DURATION, TERMINATIONS, PROGNOSIS.—The duration of this disease is highly irregular, and care must be taken not to confound the subsidence of the marked general symptoms with a full restoration of the affected areas. A considerable period is required for this latter process to be effected, and during this interval the lung-tissue continues in a highly sensitive and vulnerable state. Speaking with reference to the obvious symptoms, however, it may be said that mild acute cases may terminate in seven to ten days; fully-developed acute cases, in fifteen to twenty-five days; while the subacute and chronic forms may last several or many months.

Death may occur in from two to four days, especially in weak young children, while more commonly the fatal result occurs from the seventh to the tenth day. Of course in the chronic form death may occur after many weeks or months.

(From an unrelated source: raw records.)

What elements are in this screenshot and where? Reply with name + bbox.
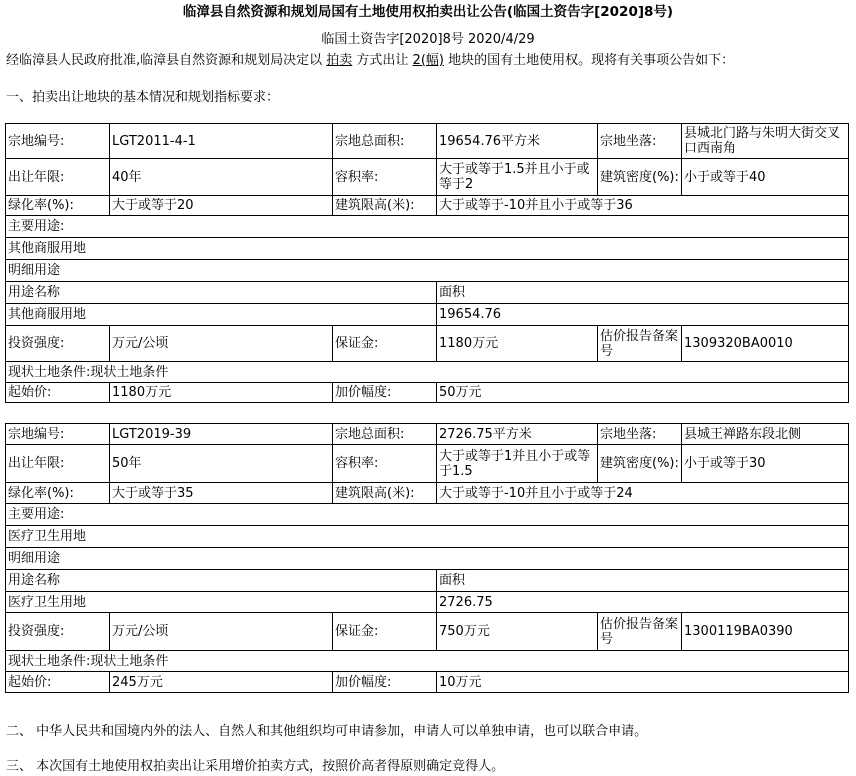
parcel-table-2 <box>5 423 849 693</box>
label-green: 绿化率(%): <box>6 196 110 216</box>
intro-mid: 方式出让 <box>352 53 413 68</box>
deposit: 1180万元 <box>437 326 598 362</box>
label-detail-use: 明细用途 <box>6 548 849 570</box>
label-invest: 投资强度: <box>6 326 110 362</box>
label-far: 容积率: <box>333 445 437 483</box>
intro-method: 拍卖 <box>326 53 353 68</box>
section-3-text: 三、 本次国有土地使用权拍卖出让采用增价拍卖方式，按照价高者得原则确定竞得人。 <box>6 759 505 774</box>
term: 40年 <box>110 159 333 196</box>
start-price: 1180万元 <box>110 383 333 403</box>
label-location: 宗地坐落: <box>598 424 682 445</box>
green: 大于或等于35 <box>110 483 333 504</box>
label-parcel-no: 宗地编号: <box>6 424 110 445</box>
total-area: 2726.75平方米 <box>437 424 598 445</box>
label-detail-use: 明细用途 <box>6 260 849 282</box>
invest: 万元/公顷 <box>110 326 333 362</box>
label-main-use: 主要用途: <box>6 216 849 238</box>
location: 县城北门路与朱明大街交叉口西南角 <box>682 124 849 159</box>
section-2-text: 二、 中华人民共和国境内外的法人、自然人和其他组织均可申请参加，申请人可以单独申请，也可以联合申请。 <box>6 724 648 739</box>
label-density: 建筑密度(%): <box>598 159 682 196</box>
label-location: 宗地坐落: <box>598 124 682 159</box>
label-use-name: 用途名称 <box>6 282 437 304</box>
notice-number-date: 临国土资告字[2020]8号 2020/4/29 <box>321 32 535 47</box>
label-use-name: 用途名称 <box>6 570 437 592</box>
report-no: 1309320BA0010 <box>682 326 849 362</box>
section-1-heading: 一、拍卖出让地块的基本情况和规划指标要求： <box>6 90 280 105</box>
label-status: 现状土地条件: <box>8 364 91 380</box>
density: 小于或等于40 <box>682 159 849 196</box>
label-height: 建筑限高(米): <box>333 196 437 216</box>
label-increment: 加价幅度: <box>333 383 437 403</box>
invest: 万元/公顷 <box>110 613 333 651</box>
location: 县城王禅路东段北侧 <box>682 424 849 445</box>
label-term: 出让年限: <box>6 159 110 196</box>
report-no: 1300119BA0390 <box>682 613 849 651</box>
use-area: 19654.76 <box>437 304 849 326</box>
term: 50年 <box>110 445 333 483</box>
label-deposit: 保证金: <box>333 326 437 362</box>
label-green: 绿化率(%): <box>6 483 110 504</box>
main-use: 其他商服用地 <box>6 238 849 260</box>
total-area: 19654.76平方米 <box>437 124 598 159</box>
label-total-area: 宗地总面积: <box>333 124 437 159</box>
parcel-table-1 <box>5 123 849 403</box>
label-density: 建筑密度(%): <box>598 445 682 483</box>
status: 现状土地条件 <box>90 364 169 380</box>
use-name: 其他商服用地 <box>6 304 437 326</box>
label-increment: 加价幅度: <box>333 672 437 693</box>
density: 小于或等于30 <box>682 445 849 483</box>
intro-paragraph <box>6 52 734 70</box>
status-row <box>6 362 849 383</box>
label-height: 建筑限高(米): <box>333 483 437 504</box>
intro-count: 2(幅) <box>412 53 444 68</box>
label-report: 估价报告备案号 <box>598 326 682 362</box>
far: 大于或等于1.5并且小于或等于2 <box>437 159 598 196</box>
use-name: 医疗卫生用地 <box>6 592 437 613</box>
label-far: 容积率: <box>333 159 437 196</box>
use-area: 2726.75 <box>437 592 849 613</box>
green: 大于或等于20 <box>110 196 333 216</box>
increment: 10万元 <box>437 672 849 693</box>
parcel-no: LGT2019-39 <box>110 424 333 445</box>
height: 大于或等于-10并且小于或等于36 <box>437 196 849 216</box>
label-start-price: 起始价: <box>6 672 110 693</box>
label-status: 现状土地条件: <box>8 653 91 669</box>
label-area: 面积 <box>437 570 849 592</box>
main-use: 医疗卫生用地 <box>6 526 849 548</box>
intro-pre: 经临漳县人民政府批准,临漳县自然资源和规划局决定以 <box>6 53 327 68</box>
far: 大于或等于1并且小于或等于1.5 <box>437 445 598 483</box>
label-main-use: 主要用途: <box>6 504 849 526</box>
label-parcel-no: 宗地编号: <box>6 124 110 159</box>
label-total-area: 宗地总面积: <box>333 424 437 445</box>
increment: 50万元 <box>437 383 849 403</box>
start-price: 245万元 <box>110 672 333 693</box>
parcel-no: LGT2011-4-1 <box>110 124 333 159</box>
label-area: 面积 <box>437 282 849 304</box>
label-invest: 投资强度: <box>6 613 110 651</box>
label-term: 出让年限: <box>6 445 110 483</box>
status: 现状土地条件 <box>90 653 169 669</box>
label-report: 估价报告备案号 <box>598 613 682 651</box>
deposit: 750万元 <box>437 613 598 651</box>
intro-post: 地块的国有土地使用权。现将有关事项公告如下： <box>443 53 735 68</box>
label-start-price: 起始价: <box>6 383 110 403</box>
notice-title: 临漳县自然资源和规划局国有土地使用权拍卖出让公告(临国土资告字[2020]8号) <box>182 4 674 20</box>
label-deposit: 保证金: <box>333 613 437 651</box>
height: 大于或等于-10并且小于或等于24 <box>437 483 849 504</box>
status-row <box>6 651 849 672</box>
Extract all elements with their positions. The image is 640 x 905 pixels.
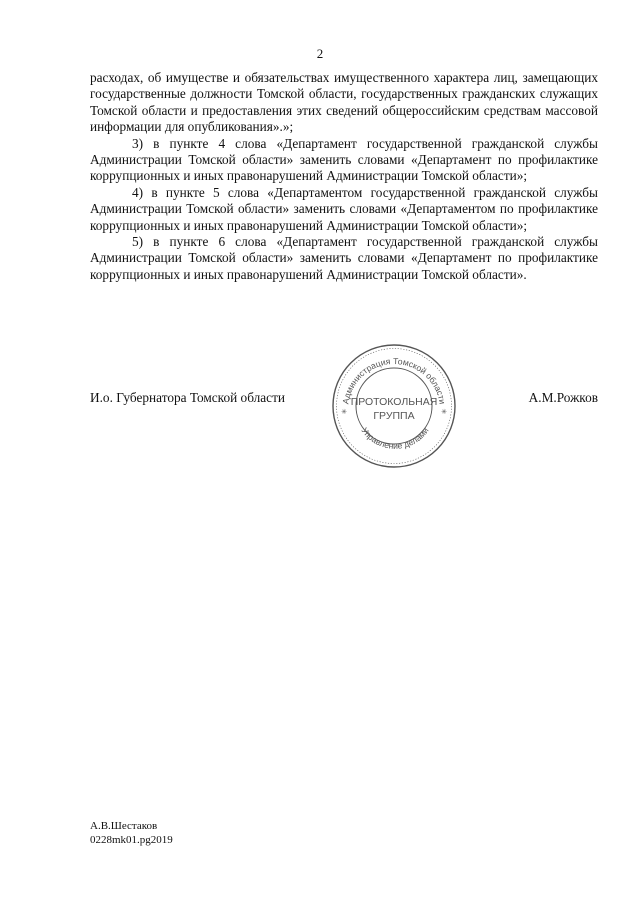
paragraph-item-5: 5) в пункте 6 слова «Департамент государственной гражданской службы Администрации Томской области» заменить словами «Департамент по профилактике коррупционных и иных правонарушений Администрации Томской области». [90,234,598,282]
stamp-outer-top-text: Администрация Томской области [340,355,448,405]
signer-name: А.М.Рожков [528,390,598,405]
document-footer [90,820,173,847]
paragraph-continuation: расходах, об имуществе и обязательствах имущественного характера лиц, замещающих государственные должности Томской области, государственных гражданских служащих Томской области и предоставления этих сведений общероссийским средствам массовой информации для опубликования».»; [90,70,598,135]
footer-author: А.В.Шестаков [90,820,158,832]
stamp-center-line2: ГРУППА [373,410,415,422]
paragraph-item-3: 3) в пункте 4 слова «Департамент государственной гражданской службы Администрации Томской области» заменить словами «Департамент по профилактике коррупционных и иных правонарушений Администрации Томской области»; [90,135,598,184]
page-number: 2 [316,46,324,61]
document-body [90,70,598,283]
signer-title: И.о. Губернатора Томской области [90,390,286,405]
svg-text:Управление делами [359,425,430,450]
stamp-star-left-icon: ✳ [341,408,347,416]
footer-doc-code: 0228mk01.pg2019 [90,833,173,846]
stamp-star-right-icon: ✳ [441,408,447,416]
paragraph-item-4: 4) в пункте 5 слова «Департаментом государственной гражданской службы Администрации Томской области» заменить словами «Департаментом по профилактике коррупционных и иных правонарушений Администрации Томской области»; [90,184,598,233]
stamp-outer-bottom-text: Управление делами [359,425,431,451]
stamp-center-line1: ПРОТОКОЛЬНАЯ [350,396,438,408]
official-stamp-seal [330,342,458,470]
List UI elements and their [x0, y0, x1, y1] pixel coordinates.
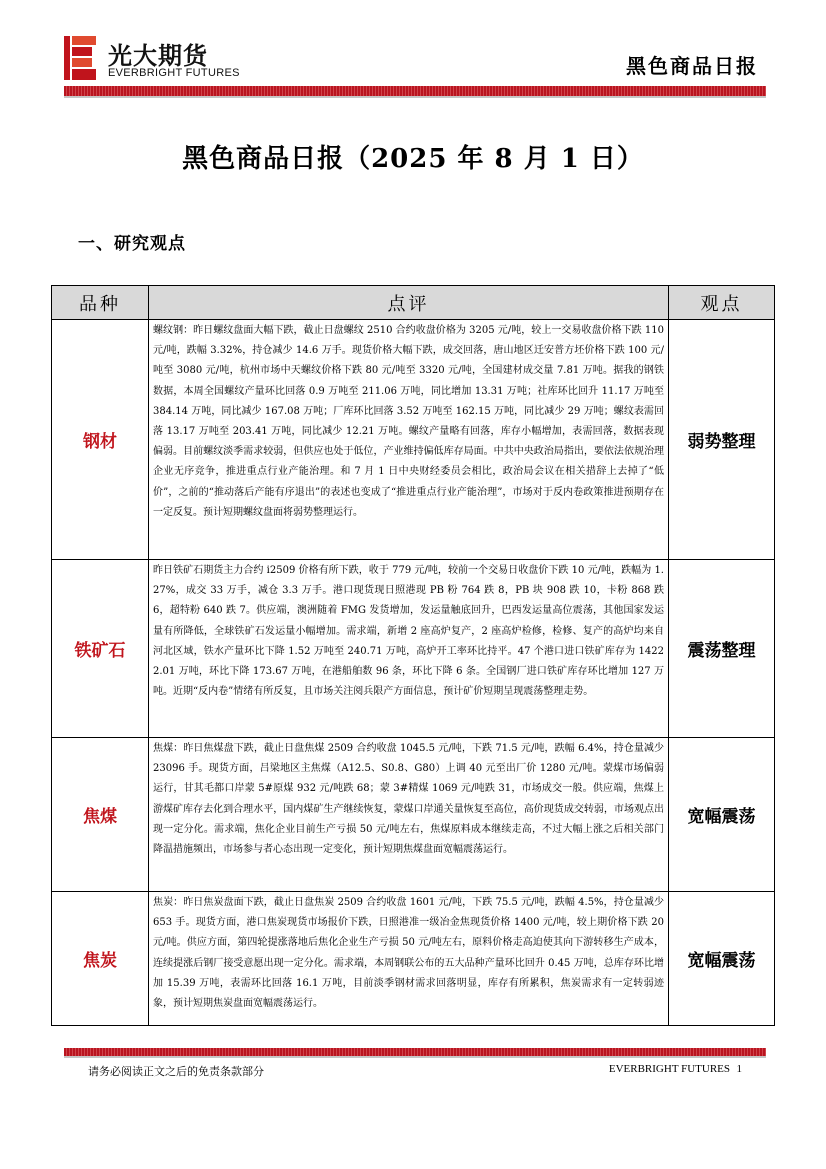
row-comment: 焦炭：昨日焦炭盘面下跌，截止日盘焦炭 2509 合约收盘 1601 元/吨，下跌 75.5 元/吨，跌幅 4.5%，持仓量减少 653 手。现货方面，港口焦炭现货市场报价下跌，日照港准一级冶金焦现货价格 1400 元/吨，较上期价格下跌 20 元/吨。供应方面，第四轮提涨落地后焦化企业生产亏损 50 元/吨左右，原料价格走高迫使其向下游转移生产成本，连续提涨后钢厂接受意愿出现一定分化。需求端，本周钢联公布的五大品种产量环比回升 0.45 万吨，总库存环比增加 15.39 万吨，表需环比回落 16.1 万吨，目前淡季钢材需求回落明显，库存有所累积，焦炭需求有一定转弱迹象，预计短期焦炭盘面宽幅震荡运行。	[149, 892, 669, 1026]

The various terminations are in complete recovery; in apparent recovery, but with vulnerable lungs or general system; in partial recovery, but with residual lesions, such as bronchial dilatation or emphysema; or the disease may pass into the chronic form, associated with chronic bronchitis, or it may lead to the development of acute tuberculosis or of chronic phthisis.

The rate of mortality of catarrhal is much higher than that of croupous pneumonia. Excluding the mild circumscribed form, if such is admitted to exist, as I believe it does, the mortality varies from 30 to 60 per cent. It is apparently less fatal when occurring in the course of measles than in connection with some other diseases, as diphtheria or whooping cough. The nature and tendencies of this disease make it evident that debility and frailty of the patient would render catarrhal pneumonia much more fatal. So it is found that in infants within the year death almost constantly follows, and in older children of bad constitution, especially in those who are scrofulous or rachitic and subjected to malhygienic influences, it is almost equally fatal. After puberty the mortality is chiefly influenced by the constitutional state of the subject and by the extent of the pneumonic process.